When we got back to the company office, I called for the platoon sergeant to report to me post haste. The company commander had summoned the platoon commander into his office as well. Their platoon was still relatively new to Bahrain having deployed from Norfolk some weeks prior.
The platoon commander arrived to the CO’s office, notebook in hand.
“Sir? You called for me?”
“Have a seat,” said the CO.
“What’s going on sir?”
“Nothing, just relax for a second,” the CO said, scrolling through something on his computer monitor.
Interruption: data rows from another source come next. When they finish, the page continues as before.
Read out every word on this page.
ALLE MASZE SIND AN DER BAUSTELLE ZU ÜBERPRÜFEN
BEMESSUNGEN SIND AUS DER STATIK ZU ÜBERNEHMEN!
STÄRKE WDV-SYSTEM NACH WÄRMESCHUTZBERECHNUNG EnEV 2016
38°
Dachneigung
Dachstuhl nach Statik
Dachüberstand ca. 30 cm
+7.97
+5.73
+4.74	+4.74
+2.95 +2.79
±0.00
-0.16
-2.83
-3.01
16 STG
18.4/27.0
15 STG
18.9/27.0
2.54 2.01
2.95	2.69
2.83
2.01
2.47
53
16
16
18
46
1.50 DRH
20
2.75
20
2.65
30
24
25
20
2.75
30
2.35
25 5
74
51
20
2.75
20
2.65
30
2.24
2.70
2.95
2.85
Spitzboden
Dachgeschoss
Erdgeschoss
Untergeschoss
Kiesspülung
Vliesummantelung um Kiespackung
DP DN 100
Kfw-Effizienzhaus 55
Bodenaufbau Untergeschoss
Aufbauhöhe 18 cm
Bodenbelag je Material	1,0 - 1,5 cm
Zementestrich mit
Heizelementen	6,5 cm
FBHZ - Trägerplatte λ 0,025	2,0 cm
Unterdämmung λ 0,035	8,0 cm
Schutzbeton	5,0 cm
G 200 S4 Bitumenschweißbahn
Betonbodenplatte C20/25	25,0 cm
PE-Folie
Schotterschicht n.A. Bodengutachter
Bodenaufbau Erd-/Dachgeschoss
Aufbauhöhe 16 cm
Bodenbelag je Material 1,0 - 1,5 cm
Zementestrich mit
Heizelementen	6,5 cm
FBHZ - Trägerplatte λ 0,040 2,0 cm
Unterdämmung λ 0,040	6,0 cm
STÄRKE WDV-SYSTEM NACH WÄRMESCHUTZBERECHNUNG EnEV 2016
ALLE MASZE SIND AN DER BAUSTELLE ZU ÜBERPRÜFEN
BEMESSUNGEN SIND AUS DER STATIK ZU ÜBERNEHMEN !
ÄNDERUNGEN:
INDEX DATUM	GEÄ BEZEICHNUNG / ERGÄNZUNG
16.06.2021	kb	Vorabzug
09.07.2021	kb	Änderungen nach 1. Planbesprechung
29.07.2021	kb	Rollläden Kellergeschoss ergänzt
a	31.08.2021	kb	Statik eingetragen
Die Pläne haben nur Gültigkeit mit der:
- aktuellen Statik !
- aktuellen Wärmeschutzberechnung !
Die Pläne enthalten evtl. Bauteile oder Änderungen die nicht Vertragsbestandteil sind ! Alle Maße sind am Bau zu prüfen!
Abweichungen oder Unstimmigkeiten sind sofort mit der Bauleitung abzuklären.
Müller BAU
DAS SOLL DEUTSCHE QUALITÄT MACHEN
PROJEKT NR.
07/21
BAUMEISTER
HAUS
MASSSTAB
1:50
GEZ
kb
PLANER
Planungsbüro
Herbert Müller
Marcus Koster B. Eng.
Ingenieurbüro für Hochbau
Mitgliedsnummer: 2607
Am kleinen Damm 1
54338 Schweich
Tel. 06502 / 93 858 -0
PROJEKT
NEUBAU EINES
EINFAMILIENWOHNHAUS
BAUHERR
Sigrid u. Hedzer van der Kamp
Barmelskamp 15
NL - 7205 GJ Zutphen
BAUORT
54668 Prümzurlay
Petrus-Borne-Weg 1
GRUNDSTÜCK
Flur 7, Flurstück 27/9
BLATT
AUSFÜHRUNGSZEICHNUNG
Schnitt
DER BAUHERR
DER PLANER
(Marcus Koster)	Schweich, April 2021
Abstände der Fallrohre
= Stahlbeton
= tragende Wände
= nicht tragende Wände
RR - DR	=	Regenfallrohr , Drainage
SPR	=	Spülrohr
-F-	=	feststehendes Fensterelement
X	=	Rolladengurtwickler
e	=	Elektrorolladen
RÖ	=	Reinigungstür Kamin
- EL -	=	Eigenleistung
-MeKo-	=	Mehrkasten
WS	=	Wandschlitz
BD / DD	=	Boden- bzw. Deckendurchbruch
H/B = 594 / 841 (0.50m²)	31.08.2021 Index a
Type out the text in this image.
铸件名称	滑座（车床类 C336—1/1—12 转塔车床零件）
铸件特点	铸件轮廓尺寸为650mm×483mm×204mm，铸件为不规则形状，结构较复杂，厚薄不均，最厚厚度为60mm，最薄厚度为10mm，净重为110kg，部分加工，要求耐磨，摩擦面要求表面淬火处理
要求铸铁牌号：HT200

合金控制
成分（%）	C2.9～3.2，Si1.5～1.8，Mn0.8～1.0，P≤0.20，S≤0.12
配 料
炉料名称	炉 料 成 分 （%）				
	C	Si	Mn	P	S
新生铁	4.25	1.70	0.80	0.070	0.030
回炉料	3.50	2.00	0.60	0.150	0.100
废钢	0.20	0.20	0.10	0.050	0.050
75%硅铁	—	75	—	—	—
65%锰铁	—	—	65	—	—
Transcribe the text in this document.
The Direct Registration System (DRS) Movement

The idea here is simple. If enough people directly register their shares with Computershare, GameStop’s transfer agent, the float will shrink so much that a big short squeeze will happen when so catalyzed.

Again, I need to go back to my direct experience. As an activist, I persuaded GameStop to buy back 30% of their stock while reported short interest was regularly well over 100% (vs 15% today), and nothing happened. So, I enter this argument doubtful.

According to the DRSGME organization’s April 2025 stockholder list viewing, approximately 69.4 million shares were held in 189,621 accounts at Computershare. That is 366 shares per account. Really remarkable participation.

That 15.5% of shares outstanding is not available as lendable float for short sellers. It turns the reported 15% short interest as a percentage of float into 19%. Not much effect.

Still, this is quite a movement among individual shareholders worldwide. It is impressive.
In my office next door, quite a different scenario played out as the platoon sergeant, a Staff Sergeant, reported in. As soon as he shut the hatch he was subjected to a verbal flogging as I laid out his platoon’s shortcomings. The strange acoustics of my office often caused a ringing noise to fill the air whenever I hit the right pitch. It was a pretty neat effect and I would pause dramatically between profane outbursts to enjoy the sensation.
The CO and platoon commander could hear every word. Our offices shared a head and we often purposefully left the doors open. To his credit, the platoon commander began to sag in the chair as his platoon sergeant was raked over the coals. I continued to lash the Staff Sergeant with my expectations in the event there was any misunderstanding.
Mentorship concluded, I dismissed the Staff Sergeant to carry out the plan of the day. Without missing a beat, the CO turned from his monitor to the young platoon commander.
“So, any questions?”
“No sir,” the platoon commander sighed. “I’ve got it.”
In the end they turned out to have a pretty good platoon with a very successful deployment during their time in the Persian Gulf. Imagine that.